Desegregate our schools

Pub date May 20, 2014

By Matt Haney

OPINION

Sixty years after the landmark Supreme Court decision Brown v Board of Education, we face the shocking reality that our nation’s schools are more racially and economically segregated today than they have been in more than four decades.

The vast majority of public school students attend schools where students look like them and share their socioeconomic background. Even areas where significant progress has been made are experiencing resegregation, including here in San Francisco.

For over 20 years, 1983-2005, San Francisco schools were under a federal court-ordered consent decree to eliminate segregation and accelerate racial equity, including a controversial assignment policy that limited enrollment of any ethnic group to no more than 45 percent in any school.

This policy ended after it was found unconstitutional in 2001. Since then, San Francisco schools have experienced a steady resegregation. A quarter of our schools have more than 60 percent of a single ethnic group, even though the district is highly diverse and lacks a majority group.

After three years of a new student assignment system, despite holding the reduction of racial isolation as a central goal, there has been little change. In the face of neighborhood segregation and displacement, family request patterns, language pathways, and elimination of school buses, our current student assignment system, absent additional interventions, may be outmatched in addressing this challenge.

Thus, 60 years after Brown, we must ask ourselves the question: Is racial and economic integration still a priority? And what does this mean for our ability to provide educational opportunity for all students, regardless of race or socioeconomic status?

While Brown is best known for helping end legalized segregation and sparking the Civil Rights Movement, Brown’s foundational premise is that all students have a right to educational opportunity.

In San Francisco, as in other cities, racial isolation and concentration of underserved students in the same school are highly correlated with other school factors that define school quality, including average years of teacher service, teacher turnover, attendance, and suspension rates. San Francisco’s most racially isolated and underserved schools are, thus, also those that are the most persistently low achieving.

As daunting as it may seem, there are things we can do now to restore the promise of Brown.

First, we should acknowledge that establishing racially and economically diverse schools still matters, and draw on creative and intentional tools at our disposal to work towards them. Segregated schools should not be accepted as a foregone conclusion, particularly in light of the well-documented challenges of ensuring educational opportunity in these contexts. We should look to diverse school models here in San Francisco, especially those where parental involvement is central.

Second, we must be honest about the resources needed to ensure equal opportunity for every student, particularly those in racially and economically segregated schools.
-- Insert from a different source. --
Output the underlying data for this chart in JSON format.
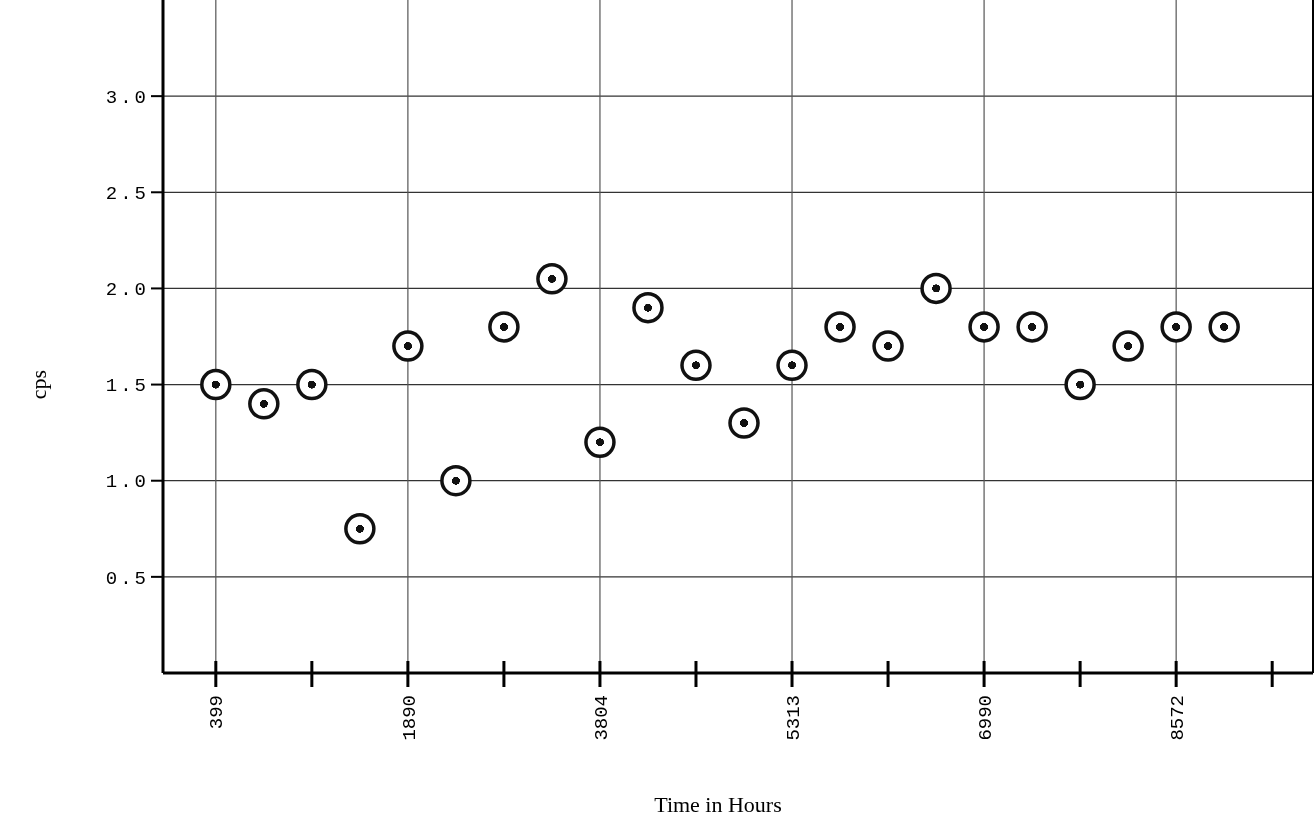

This will take much more than small reforms or even equalizing funding; in fact, San Francisco has long had a system where schools with higher needs are given additional funding.

Ensuring true opportunity for every student in racially isolated schools requires transformation of what schools look like in these contexts, including longer school days, much smaller classes, high quality early childhood education and after school programs, experienced and highly paid teachers, and full-service school health clinics.

Third, we should recognize the interconnectedness of education with other forces, particularly poverty. Students come to school with deep trauma and stress caused by violence, poor nutrition, and economic instability, which deepen segregation and educational inequities. Anyone who is an education advocate must also be an antipoverty advocate, a worker’s rights advocate, a housing advocate, and a health care advocate.

These days it seems our collective outrage around race is applied in short bursts, often to sound bites and celebrity comments. We need to channel that energy and dialogue instead to a sustained focus on what is truly most unacceptable — the persistent unequal and segregated education of our children. Sixty years after Brown, equal education in diverse contexts for all children may be past due, but not past solving.

Matt Haney is an elected member of the San Francisco Unified School District Board of Education.